Leathered finishes, like honed, are more matte in look, but have a ton of texture. When you rub your hands over the stone, you can feel small gradations, bumps and variations in the stone.
There is no right or wrong finish aesthetically. We’ve always had polished stone, and decided that this go-round, we’d try a leathered finish. We like the idea of having more texture and less gloss. Fortunately, our quartzite came leathered and did not require any additional treatment by the fabricator.
Think About Backsplash
Decide whether you’ll be using the same stone for your backsplash as for your counters. You have lots of different options here! You can use the natural stone as a full backsplash, install a partial stone backsplash (usually 4 or 6 inches high), or use a completely different material for the backsplash. Clearly, the more of the stone you use, the more expensive it will be.
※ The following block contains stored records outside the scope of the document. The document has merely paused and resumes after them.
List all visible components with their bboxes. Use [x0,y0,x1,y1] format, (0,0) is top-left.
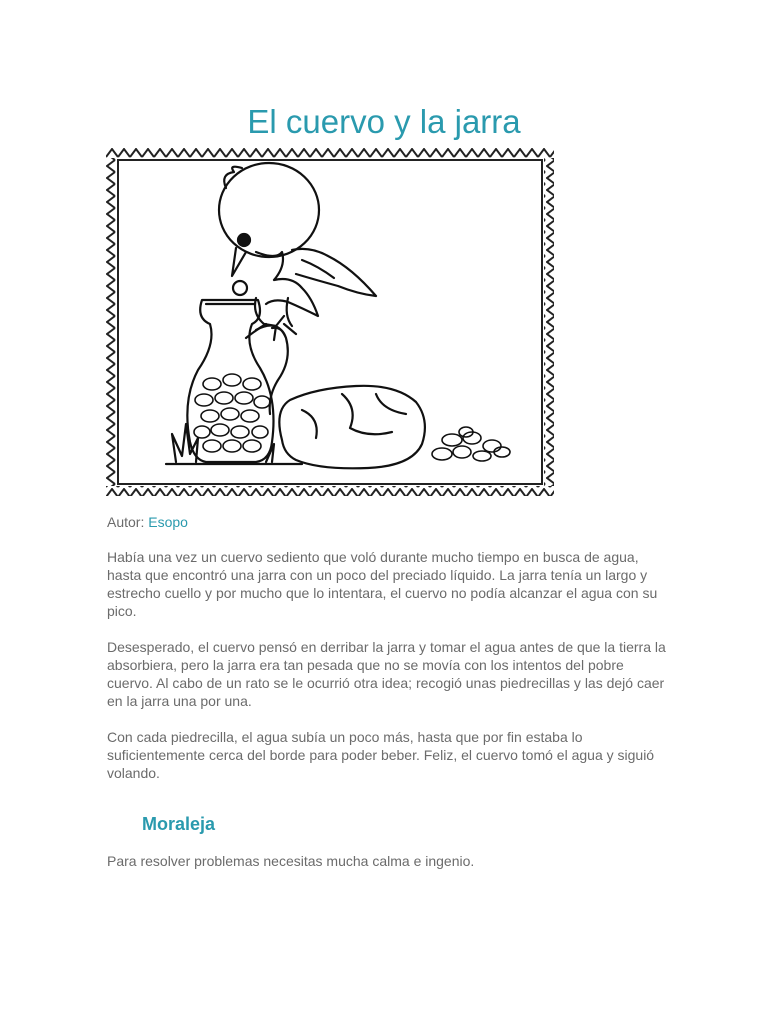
story-paragraph-2: Desesperado, el cuervo pensó en derribar la jarra y tomar el agua antes de que la tierra la absorbiera, pero la jarra era tan pesada que no se movía con los intentos del pobre cuervo. Al cabo de un rato se le ocurrió otra idea; recogió unas piedrecillas y las dejó caer en la jarra una por una. [107,639,666,709]
moral-text: Para resolver problemas necesitas mucha calma e ingenio. [107,853,475,869]
story-paragraph-1: Había una vez un cuervo sediento que voló durante mucho tiempo en busca de agua, hasta que encontró una jarra con un poco del preciado líquido. La jarra tenía un largo y estrecho cuello y por mucho que lo intentara, el cuervo no podía alcanzar el agua con su pico. [107,549,658,619]
rock-drawing [279,386,425,469]
ground-pebbles [432,427,510,461]
grass-drawing [166,424,302,464]
crow-drawing [219,163,376,340]
crow-and-jar-illustration [106,148,554,496]
jar-pebbles [194,374,270,452]
author-line [107,513,188,531]
moral-heading: Moraleja [142,814,216,834]
author-link[interactable]: Esopo [148,514,188,530]
story-paragraph-3: Con cada piedrecilla, el agua subía un poco más, hasta que por fin estaba lo suficientemente cerca del borde para poder beber. Feliz, el cuervo tomó el agua y siguió volando. [107,729,655,781]
author-label: Autor: [107,514,145,530]
story-title: El cuervo y la jarra [247,103,521,140]
jar-drawing [187,281,287,462]
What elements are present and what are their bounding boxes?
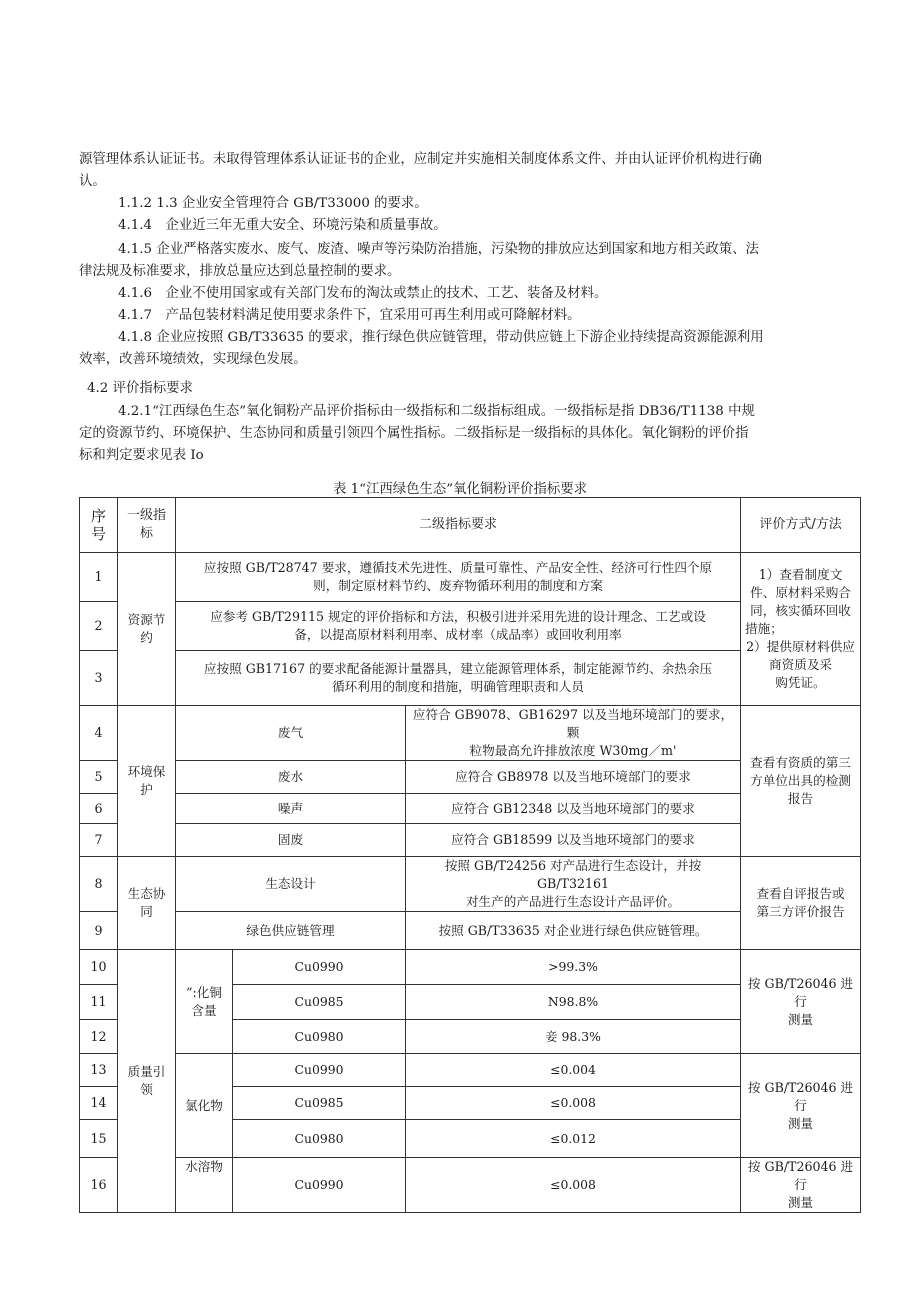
requirement-line: 则，制定原材料节约、废弃物循环利用的制度和方案 bbox=[313, 578, 603, 593]
seq-cell: 1 bbox=[80, 553, 118, 602]
seq-cell: 15 bbox=[80, 1120, 118, 1158]
requirement-cell bbox=[406, 706, 741, 761]
grade-cell: Cu0985 bbox=[233, 1087, 406, 1120]
seq-cell: 7 bbox=[80, 824, 118, 857]
grade-cell: Cu0990 bbox=[233, 950, 406, 985]
paragraph-line: 效率，改善环境绩效，实现绿色发展。 bbox=[79, 352, 307, 367]
seq-cell: 2 bbox=[80, 602, 118, 651]
item-cell: 废气 bbox=[176, 706, 406, 761]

We selected a bit of a “busy” stone with a lot of movement, so we decided to install the counters with no backsplash, live with it for awhile and then decide what material we’ll use for our backsplash.
Know Your Timeline
Having natural stone counters installed takes time, so don’t expect to have your counters overnight. If you go the tile route, you’ll have to select your tile and it can take several days for an installer to complete the job.
If you are going with slab, the process is as follows:
* you select your stone (either via a retail outlet or by visiting a slab yard to select the exact slab that will be used in your home – I highly recommend having a hand in picking your slab if you’re choosing a material that has a lot of veining or variation)
* you find a fabricator. If you’re going through a home improvement retailer, they’ll take care of this piece for you. If you’re buying slab direct through a slab yard, they can refer you to competent fabricators.
* once you find a fabricator, you’ll need to provide them your countertop renderings so they can accurately bid out your job. Remember, the cost of your slab does not include fabrication if you’re purchasing direct.
* the fabricator will then schedule a “templating” of your countertops. This involves the fabricator coming in, placing plywood on your cabinet bases and measuring exactly how the stone needs to be cut and laid.
* after templating, you wait for the granite to be fabricated and cut. Then you’ll be ready for installation.
Once you have your natural stone counters, ENJOY. They will bring years of beauty and elegance to your home with the proper care and feeding!